- Vendredi 31 mai 2013, les îles Féroé
Tara est arrivée hier, jeudi 30 mai, au port de Torshàvn, la capitale des îles Féroé sur la plus grande île de l’archipel, Streymoy. Ces îles sont en fait une province du Danemark, la plus éloignée de Copenhague, la capitale. Elles se situent à peu près à mi-chemin entre le nord de l’Ecosse et l’Islande, dans l’Atlantique nord. Au total, les Féroé comptent 50 000 habitants, et 1,5 mouton par habitant, ce qui donne 75 000 moutons sur l’ensemble de l’archipel.

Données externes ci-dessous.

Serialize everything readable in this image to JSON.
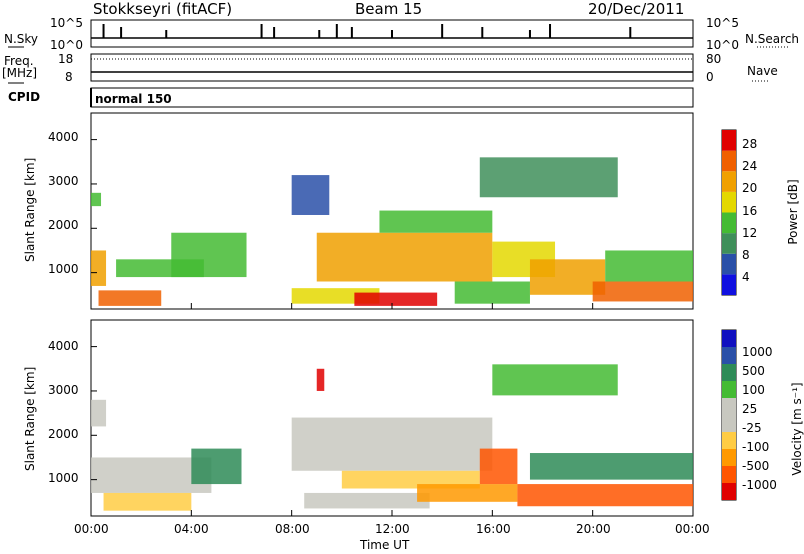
{
  "header": {
    "station": "Stokkseyri (fitACF)",
    "beam": "Beam 15",
    "date": "20/Dec/2011"
  },
  "strip": {
    "nsky_label": "N.Sky",
    "nsky_ticks": [
      "10^5",
      "10^0"
    ],
    "nsearch_label": "N.Search",
    "nsearch_ticks": [
      "10^5",
      "10^0"
    ],
    "freq_label": "Freq.",
    "freq_unit": "[MHz]",
    "freq_ticks": [
      "18",
      "8"
    ],
    "nave_label": "Nave",
    "nave_ticks": [
      "80",
      "0"
    ],
    "cpid_label": "CPID",
    "cpid_value": "normal 150"
  },
  "colors": {
    "power": [
      "#1010e0",
      "#2a50a8",
      "#3f8f5a",
      "#44bb33",
      "#e4d800",
      "#f0a000",
      "#f06000",
      "#e00000"
    ],
    "velocity": [
      "#e00000",
      "#ff5500",
      "#ff9900",
      "#ffcc44",
      "#c8c8c0",
      "#c8c8c0",
      "#44bb33",
      "#2e8b57",
      "#2a50a8",
      "#1010c0"
    ]
  },
  "chart_data": [
    {
      "type": "heatmap",
      "name": "power",
      "ylabel": "Slant Range [km]",
      "yticks": [
        "1000",
        "2000",
        "3000",
        "4000"
      ],
      "ylim": [
        180,
        4600
      ],
      "xlim": [
        0,
        24
      ],
      "colorbar_label": "Power [dB]",
      "colorbar_ticks": [
        "28",
        "24",
        "20",
        "16",
        "12",
        "8",
        "4"
      ],
      "colorbar_range": [
        0,
        32
      ],
      "regions": [
        {
          "t0": 0.0,
          "t1": 0.6,
          "r0": 700,
          "r1": 1500,
          "v": 22
        },
        {
          "t0": 0.3,
          "t1": 2.8,
          "r0": 250,
          "r1": 600,
          "v": 26
        },
        {
          "t0": 1.0,
          "t1": 4.5,
          "r0": 900,
          "r1": 1300,
          "v": 14
        },
        {
          "t0": 3.2,
          "t1": 6.2,
          "r0": 900,
          "r1": 1900,
          "v": 12
        },
        {
          "t0": 0.0,
          "t1": 0.4,
          "r0": 2500,
          "r1": 2800,
          "v": 14
        },
        {
          "t0": 8.0,
          "t1": 11.5,
          "r0": 300,
          "r1": 650,
          "v": 18
        },
        {
          "t0": 10.5,
          "t1": 13.8,
          "r0": 250,
          "r1": 550,
          "v": 28
        },
        {
          "t0": 9.0,
          "t1": 16.0,
          "r0": 800,
          "r1": 1900,
          "v": 22
        },
        {
          "t0": 11.5,
          "t1": 16.0,
          "r0": 1900,
          "r1": 2400,
          "v": 14
        },
        {
          "t0": 14.5,
          "t1": 17.5,
          "r0": 300,
          "r1": 800,
          "v": 14
        },
        {
          "t0": 16.0,
          "t1": 18.5,
          "r0": 900,
          "r1": 1700,
          "v": 18
        },
        {
          "t0": 17.5,
          "t1": 20.5,
          "r0": 500,
          "r1": 1300,
          "v": 22
        },
        {
          "t0": 20.0,
          "t1": 24.0,
          "r0": 350,
          "r1": 800,
          "v": 24
        },
        {
          "t0": 20.5,
          "t1": 24.0,
          "r0": 800,
          "r1": 1500,
          "v": 14
        },
        {
          "t0": 8.0,
          "t1": 9.5,
          "r0": 2300,
          "r1": 3200,
          "v": 6
        },
        {
          "t0": 15.5,
          "t1": 21.0,
          "r0": 2700,
          "r1": 3600,
          "v": 10
        }
      ]
    },
    {
      "type": "heatmap",
      "name": "velocity",
      "ylabel": "Slant Range [km]",
      "yticks": [
        "1000",
        "2000",
        "3000",
        "4000"
      ],
      "ylim": [
        180,
        4600
      ],
      "xlim": [
        0,
        24
      ],
      "xticks": [
        "00:00",
        "04:00",
        "08:00",
        "12:00",
        "16:00",
        "20:00",
        "00:00"
      ],
      "xlabel": "Time UT",
      "colorbar_label": "Velocity [m s⁻¹]",
      "colorbar_ticks": [
        "1000",
        "500",
        "100",
        "25",
        "-25",
        "-100",
        "-500",
        "-1000"
      ],
      "regions": [
        {
          "t0": 0.0,
          "t1": 0.6,
          "r0": 2200,
          "r1": 2800,
          "v": 5
        },
        {
          "t0": 0.0,
          "t1": 4.8,
          "r0": 700,
          "r1": 1500,
          "v": 5
        },
        {
          "t0": 0.5,
          "t1": 4.0,
          "r0": 300,
          "r1": 700,
          "v": 3
        },
        {
          "t0": 4.0,
          "t1": 6.0,
          "r0": 900,
          "r1": 1700,
          "v": 7
        },
        {
          "t0": 8.5,
          "t1": 13.5,
          "r0": 350,
          "r1": 700,
          "v": 4
        },
        {
          "t0": 8.0,
          "t1": 16.0,
          "r0": 1200,
          "r1": 2400,
          "v": 4
        },
        {
          "t0": 10.0,
          "t1": 15.5,
          "r0": 800,
          "r1": 1200,
          "v": 3
        },
        {
          "t0": 13.0,
          "t1": 17.0,
          "r0": 500,
          "r1": 900,
          "v": 2
        },
        {
          "t0": 15.5,
          "t1": 17.0,
          "r0": 900,
          "r1": 1700,
          "v": 1
        },
        {
          "t0": 17.0,
          "t1": 24.0,
          "r0": 400,
          "r1": 900,
          "v": 1
        },
        {
          "t0": 17.5,
          "t1": 24.0,
          "r0": 1000,
          "r1": 1600,
          "v": 7
        },
        {
          "t0": 16.0,
          "t1": 21.0,
          "r0": 2900,
          "r1": 3600,
          "v": 6
        },
        {
          "t0": 9.0,
          "t1": 9.3,
          "r0": 3000,
          "r1": 3500,
          "v": 0
        }
      ]
    }
  ]
}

Les Féroïens, habitants du bout du monde
Torshàvn est une ville de 15 000 personnes dans de petites maisons de toutes les couleurs, posées sur les collines au dessus du port. Ces habitations sont nombreuses à avoir le toit recouvert de gazon, très efficace comme isolant, sans entretien et gratuit. Les îles Féroé sont montagneuses (800 m), très arides et couvertes d’une herbe rase et sans arbre. En réalité, rien ne pousse sous ces latitudes froides où la nuit dure tout l’hiver. A part des lièvres, on ne trouve aucun mammifère à chasser. La pêche pratiquée est essentiellement industrielle pour l’exportation. Les Féroïens doivent donc quasiment tout importer, de Norvège principalement - le pays le plus proche géographiquement -, ce qui explique le coût élevé des denrées ; manger des fruits et des légumes est un luxe.
Un peu de tourisme
Aujourd’hui, ce vendredi 31 mai, nous devions quitter le port à 9h, mais un problème avec la caméra posée en haut du mât de misaine nous a retardé d’une petite heure. Deux marins, Louis et François, sont donc montés en haut de ce mât de 27 mètres pour réparer, sans pour autant trouver la panne. Mais nous avons pu repartir un peu après.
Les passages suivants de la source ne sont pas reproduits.